As for the president’s powers, the only arguably relevant clause of the Constitution would be Article Two, Section 2, Clause 1:

And that’s all. The power to declare war rests with Congress, as set forth on Article 1. So I don’t see how the War Powers Act (actually the War Powers Resolution – http://en.wikipedia.org/wiki/War_Powers_Resolution) unconstitutionally limits the president’s authority in the military sphere. One might argue, to the contrary, that the WPR is unconstitutional to the extent it authorizes the president to take military action without the express permission of Congress.

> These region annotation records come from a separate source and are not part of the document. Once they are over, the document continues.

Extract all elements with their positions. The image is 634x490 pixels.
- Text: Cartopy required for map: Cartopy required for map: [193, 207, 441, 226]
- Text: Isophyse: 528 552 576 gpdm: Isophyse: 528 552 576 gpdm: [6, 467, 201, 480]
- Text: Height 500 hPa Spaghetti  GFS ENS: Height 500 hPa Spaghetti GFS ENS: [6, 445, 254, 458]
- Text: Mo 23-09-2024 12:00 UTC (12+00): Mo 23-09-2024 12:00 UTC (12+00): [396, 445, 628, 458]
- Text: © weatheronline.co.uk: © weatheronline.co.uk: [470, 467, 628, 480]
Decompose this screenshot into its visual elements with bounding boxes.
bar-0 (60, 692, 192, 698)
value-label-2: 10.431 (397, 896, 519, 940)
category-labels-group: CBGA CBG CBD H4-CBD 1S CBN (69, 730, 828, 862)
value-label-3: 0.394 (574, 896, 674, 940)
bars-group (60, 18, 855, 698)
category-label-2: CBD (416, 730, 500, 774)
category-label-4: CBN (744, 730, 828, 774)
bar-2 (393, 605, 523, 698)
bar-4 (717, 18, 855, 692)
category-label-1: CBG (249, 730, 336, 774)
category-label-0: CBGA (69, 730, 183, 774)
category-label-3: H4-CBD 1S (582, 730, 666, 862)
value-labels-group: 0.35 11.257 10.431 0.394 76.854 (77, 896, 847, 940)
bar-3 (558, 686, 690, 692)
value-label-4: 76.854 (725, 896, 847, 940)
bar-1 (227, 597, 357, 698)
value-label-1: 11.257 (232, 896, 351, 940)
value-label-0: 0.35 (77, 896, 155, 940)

You are correct, I was mistaken about the status of treaties, the US does consider them part of US law once ratified. In the Wiki link you provided, two constitutional arguments are mentioned regarding the War Power Resolution (thanks for the correction there, as well), neither of which involves the “Commander in Chief” clause directly. One is an enumerated powers argument and the other involves the oath to “faithfully execute”. My understanding of the WPR is not that it granted the president the power to take military action without congressional approval, but that it limited that power, a power that was always understood to exist. Presidents have acted militarily without congressional approval since John Adams (link ). The congressional authority to declare war has been understood to refer to total war situations, while other military action was under presidential authority. Anyway, I wasn’t aguing for GWB’s position regarding the presidential inherent powers; I just mentioned the WPR as an example of a congressional limitation on presidential power that so far has not been found to be unconstitutional.

Come on, isn’t anybody going to make a serious argument against FISA’s constitutionality? Where are you, Martin?

Martin has no ARGUMENT vis-a-vis the constitutionality of FISA–he merely has inklings.

As long as he can limit his rejoinder to the “possibility” that FISA unconstitutionally restricts W’s options, he can support the continuation of the status quo–Bush spies and stonewalls, the senate jerks off.